Er griff nach den Zeitungen und fing an zu lesen.
Toni und Anna warfen sich Blicke zu. Sie tranken schnell ihren Kaffee aus und gingen in die Berghütte.
Als sie außer Alois Hörweite waren, sagte Toni:
»Der Alois hat Angst, es könnte ihr etwas passiert sein. Ausgeschlossen ist es nicht, Anna. Es ist schon beschämend, dass uns nicht aufgefallen ist, wie lange ihr letzter Besuch zurückliegt.«
»Toni, wir haben Hochsaison. Es ist wirklich viel zu tun. Die Tage rauschen nur so vorbei. Da denkt man nicht an alles.«
»Das stimmt, Anna. Ich werde mich um die Sache kümmern. Hofer hat sie bestimmt mal im Wald gesehen. Es ist Beerenzeit und Ella wird sammeln. Sie wird aufbrechen, kaum dass es hell wird, und bis am späten Vormittag Beeren pflücken. Außerdem ist sie nicht mehr die Jüngste. Ich vermute, dass sie ab und zu ein Nickerchen macht. Dann müssen die Beeren noch aufbereitet werden. Das ist nicht wenig Arbeit. Sie macht ihre Tinkturen, den Balsam, kocht Marmelade und Gelee und legt sie ein für den Winter. Sie wird voll beschäftigt sein.«
»Kann sein, Toni!«
»Anna, ich vermute, dass der alte Alois einfach gern mal wieder Besuch aus dem Tal hätte. Er sitzt doch gern mit Ella zusammen. Mit wem kann er sich sonst so gut über die alten Zeiten unterhalten?«
»Vielleicht solltest du ihn einmal mit hinunternehmen, damit er ein paar Leute aus seinem Jahrgang besuchen kann.«
»Das ist eine gute Idee. Ich werde ihn darauf ansprechen, aber nicht heute.«
Anna verstand, was er damit meinte.
»Toni, je weniger wir davon reden, desto besser ist es.
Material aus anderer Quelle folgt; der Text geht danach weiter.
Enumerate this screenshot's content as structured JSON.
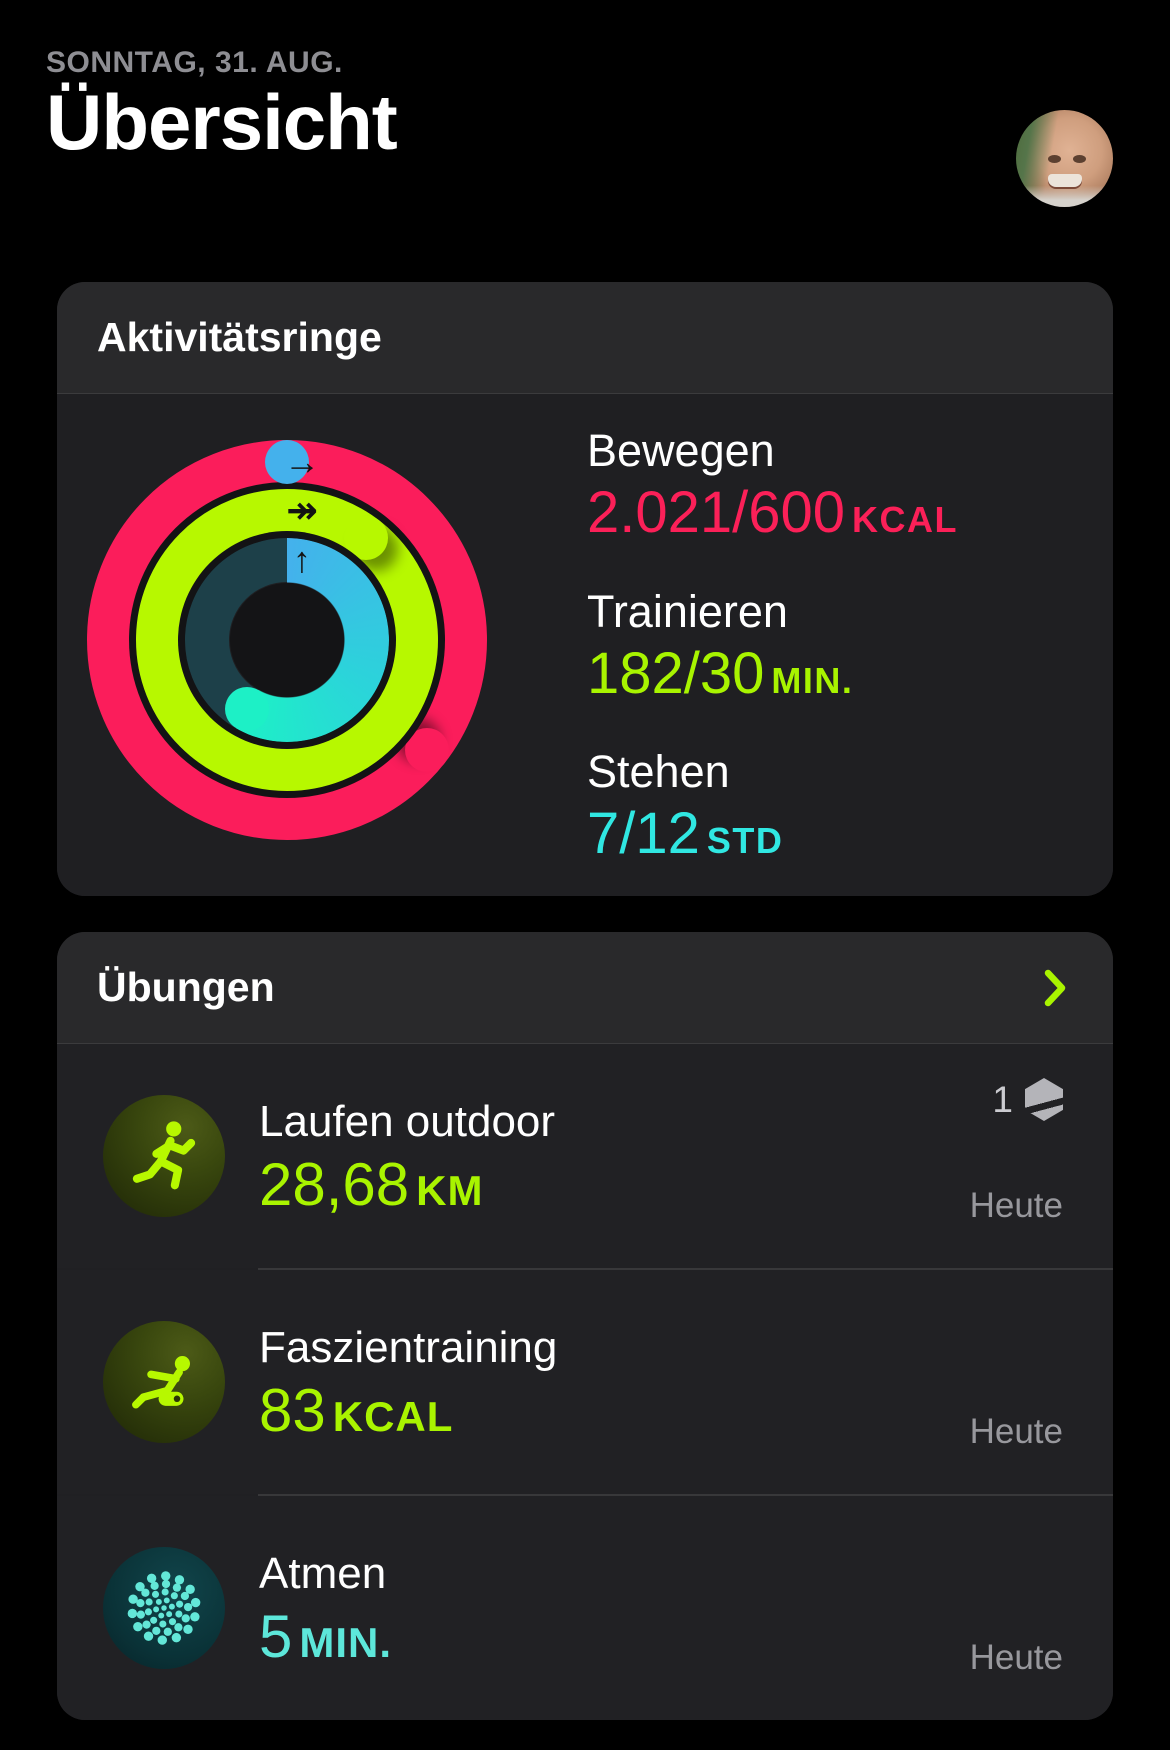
{
  "header": {
    "date": "SONNTAG, 31. AUG.",
    "title": "Übersicht"
  },
  "activity_card": {
    "title": "Aktivitätsringe",
    "rings": {
      "move_arrow": "→",
      "exercise_arrow": "↠",
      "stand_arrow": "↑"
    },
    "stats": [
      {
        "label": "Bewegen",
        "value": "2.021/600",
        "unit": "KCAL"
      },
      {
        "label": "Trainieren",
        "value": "182/30",
        "unit": "MIN."
      },
      {
        "label": "Stehen",
        "value": "7/12",
        "unit": "STD"
      }
    ]
  },
  "workouts_card": {
    "title": "Übungen",
    "rows": [
      {
        "name": "Laufen outdoor",
        "value": "28,68",
        "unit": "KM",
        "badge_count": "1",
        "when": "Heute",
        "icon": "runner-icon"
      },
      {
        "name": "Faszientraining",
        "value": "83",
        "unit": "KCAL",
        "when": "Heute",
        "icon": "foam-roller-icon"
      },
      {
        "name": "Atmen",
        "value": "5",
        "unit": "MIN.",
        "when": "Heute",
        "icon": "breathe-icon"
      }
    ]
  },
  "colors": {
    "move_ring": "#fb1d5b",
    "exercise_ring": "#b7f800",
    "stand_gradient_start": "#44b1ec",
    "stand_gradient_end": "#1df0c6",
    "stand_track": "#1d4049",
    "move_text": "#fb2058",
    "exercise_text": "#a8f400",
    "stand_text": "#30e7e2",
    "breathe_text": "#5de7da",
    "muted_text": "#98989d",
    "card_header_bg": "#29292b",
    "card_body_bg": "#202023"
  }
}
Sicher kann mal etwas mit Ella sein. Ich bin in Sorge, wie es Alois aufnehmen würde. Also, je weniger wir sagen, desto besser ist es. Außerdem müssen wir verhindern, dass er sich da hineinsteigert. Ich werde ihm später eine Aufgabe geben. Wenn er beschäftigt ist, grübelt er nicht so viel.«
»Das ist eine gute Idee, Anna!«
Sie waren sich einig.
»Dann machen wir weiter. Soll ich den Generator anwerfen, Anna?«
»Ja, das wäre gut. Dann könnte ich die Wäsche waschen.«
Toni nickte und ging in den Schuppen. Nach der Hochzeit hatte Toni einen Dieselgenerator angeschafft, damit Anna eine Waschmaschine betreiben konnte. Gelegentlich stellte er den Generator auch an, damit Hüttengäste ihr Handy oder ihr Notebook aufladen konnten.
Auf dem Weg in den Schuppen beobachte er den alten Alois. Er blätterte in den Zeitungen, sah aber immer wieder länger auf und schaute über das Tal.
*
Anna legte frische buntkarierte Tischdecken auf die Tische der Terrasse.